When this reporter found his way to bed, it was nearly dawn, and he was not the only one up late dancing on the portable dance floor Merle Ambrose had seen fit to install.
To be continued…
17. A photograph
A young woman in an embroidered silk gown, black hair parted in the middle, cheeks and lips hand-tinted pink. A gum label on the reverse reads Gwinn Ever-LeGrande,*4 1882.
18. A letter, handwritten in burgundy ink, from Gwinn Ever-LeGrande to Arthur Pendragon
Richmond, Virginia
April 15, 1882
Dearest Artie (if I may),
Tell me all your secrets! No girl can marry a man whose secrets she doesn’t know, and you’ve been in the world longer than I, so you must have some, mustn’t you? My father says you’re a good man. Are you a good man, or just a rich man? Does he think you’re a good man because he works for you and your father, or because he knows you?
Tell me every single detail about your parents, about your boyhood, which must be filled with intrigue! Tell me what it’s like to be your wife! I’ve a trunk full of the latest fashions from Paris! What is it like in Ohio? Will there be dances?
All I know of you is that you’re handsome and tall, and that you’ve never married, and that you’ve asked my father’s blessing. He’s given it, but my mother tells me I must withhold mine until I receive a full accounting.
With warmest wishes,
Miss Gwinn Ever-LeGrande
19. An invoice, annotated
On letterhead printed with a logo of an eye and the slogan We Never Sleep.
Pinkerton’s National Detective Agency
Chicago, Illinois
21 June 1882
For services regarding the tracing of one boy: $2000. $0.
* * *
—
Having discovered the former whereabouts of the missing boy, I’ve additionally discovered that the missing boy is no longer living, having passed away due to fever at some point in the intervening seven years. Please find enclosed a piece of naïve art discovered in the course of investigation. As requested, I return to you, as well, your initial letter and its enclosed clipping. No copies have been made.
Your Investigator,
Allan Pinkerton*5
20. A child’s drawing
In colored pastel, two figures: one a small boy with a shock of white hair, the other a tall man with a shock of white hair. Both depicted smiling. The drawing is water-stained.
21. A clipping from Cleveland’s The Plain Dealer, June 2, 1875
Loss of the Malory
Cleveland. On the stormy night of May 31st, the passenger steamship Malory was engulfed near West Sister Island. Certain observers hold that the vessel had departed Cleveland early that morning wholly un-crewed, and others maintain that a single man was seen weeping on the dock, carrying a bundled cargo piece by piece to the ship, before returning to two other men who waited on the shore.

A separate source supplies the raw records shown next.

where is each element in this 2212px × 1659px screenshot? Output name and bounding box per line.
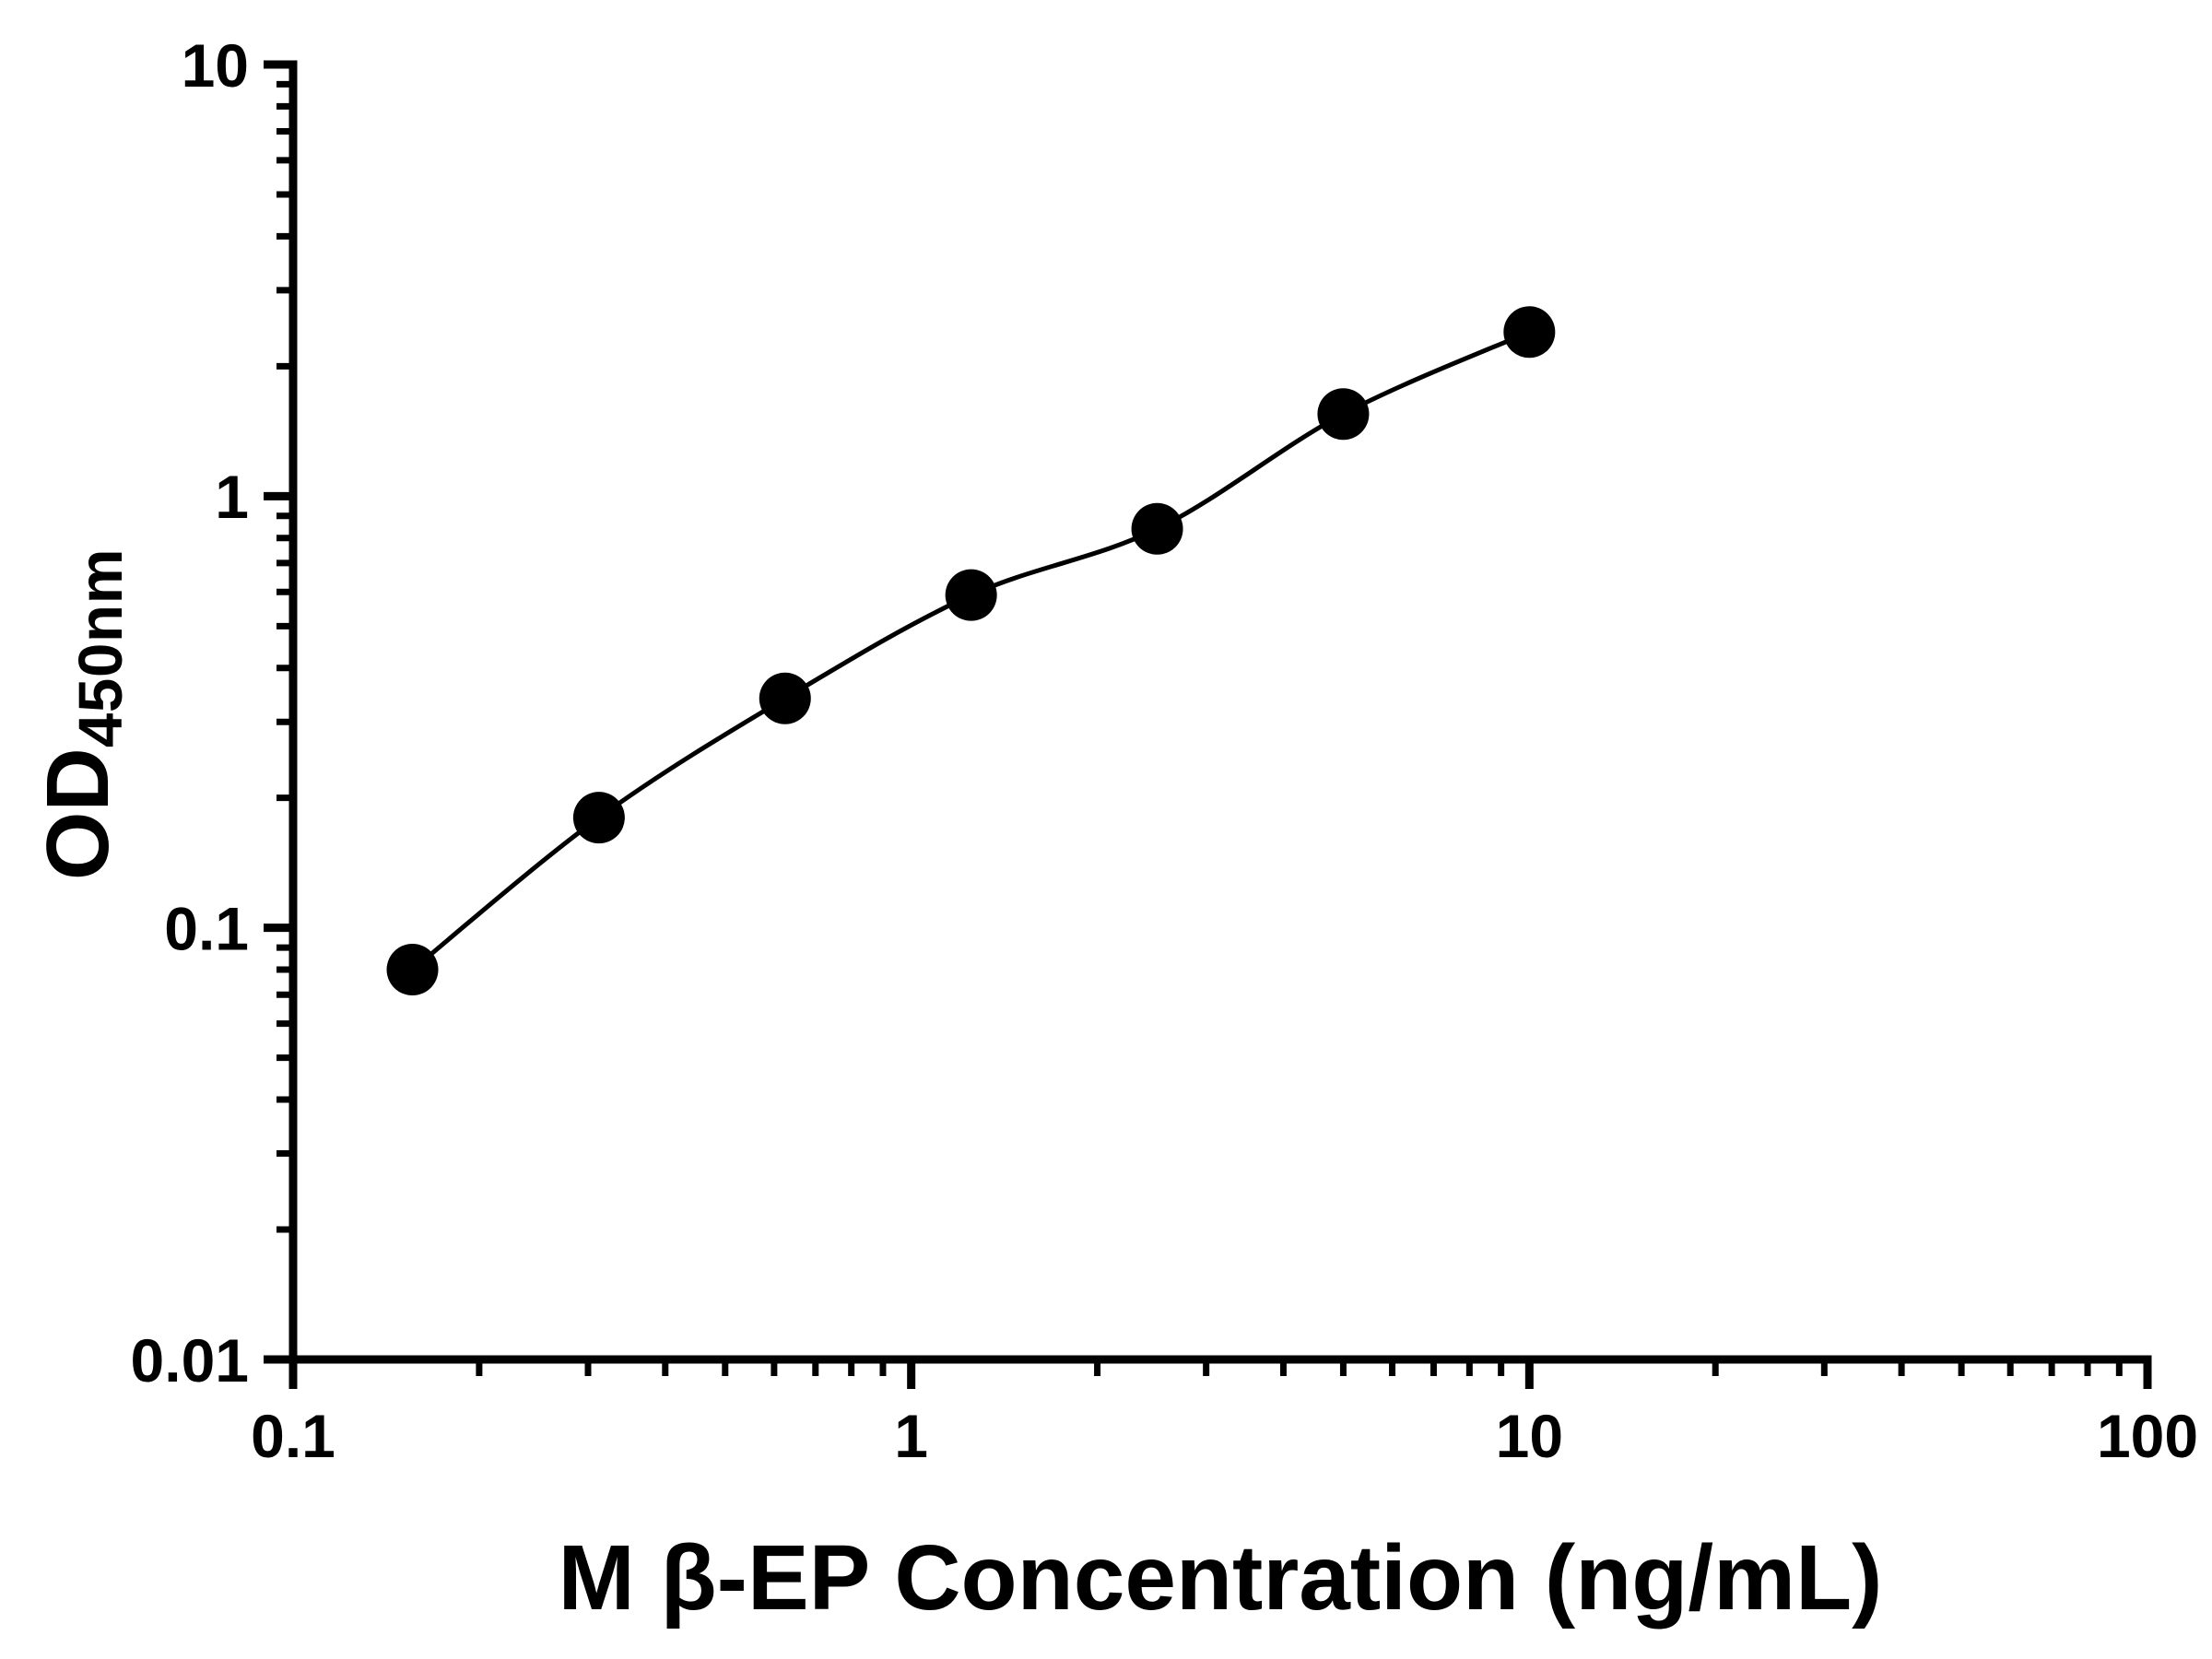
x-tick-label: 1 <box>894 1402 928 1470</box>
data-point-marker <box>386 944 439 996</box>
y-tick-label: 0.1 <box>164 894 249 962</box>
data-point-marker <box>1503 306 1556 359</box>
data-point-marker <box>1317 388 1370 441</box>
data-point-marker <box>945 569 997 621</box>
y-axis-title: OD450nm <box>29 547 135 880</box>
y-tick-label: 10 <box>182 31 249 100</box>
data-point-marker <box>759 672 811 724</box>
y-axis-title-subscript: 450nm <box>65 547 135 748</box>
y-axis-title-main: OD <box>29 747 128 881</box>
data-point-marker <box>1131 502 1183 555</box>
y-tick-label: 1 <box>215 463 249 531</box>
x-tick-label: 10 <box>1496 1402 1563 1470</box>
x-tick-label: 100 <box>2097 1402 2198 1470</box>
y-tick-label: 0.01 <box>131 1326 249 1394</box>
x-tick-label: 0.1 <box>251 1402 335 1470</box>
data-point-marker <box>572 792 625 844</box>
x-axis-title: M β-EP Concentration (ng/mL) <box>558 1526 1883 1630</box>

Malory proceeded without incident until midnight, when a chaotic storm commenced, lightning, thunder, and gale-force winds, and Malory collided with the barge Questing Beast, careened over to the leeward side and went down directly.
As the fog dispersed, the crew of Questing Beast was astounded to discover, in Lake Erie’s waters, an infant. Captain Lusk reports that the baby had distinctive white hair, and that he looked up at the Captain himself with a stormy expression before beginning to swim.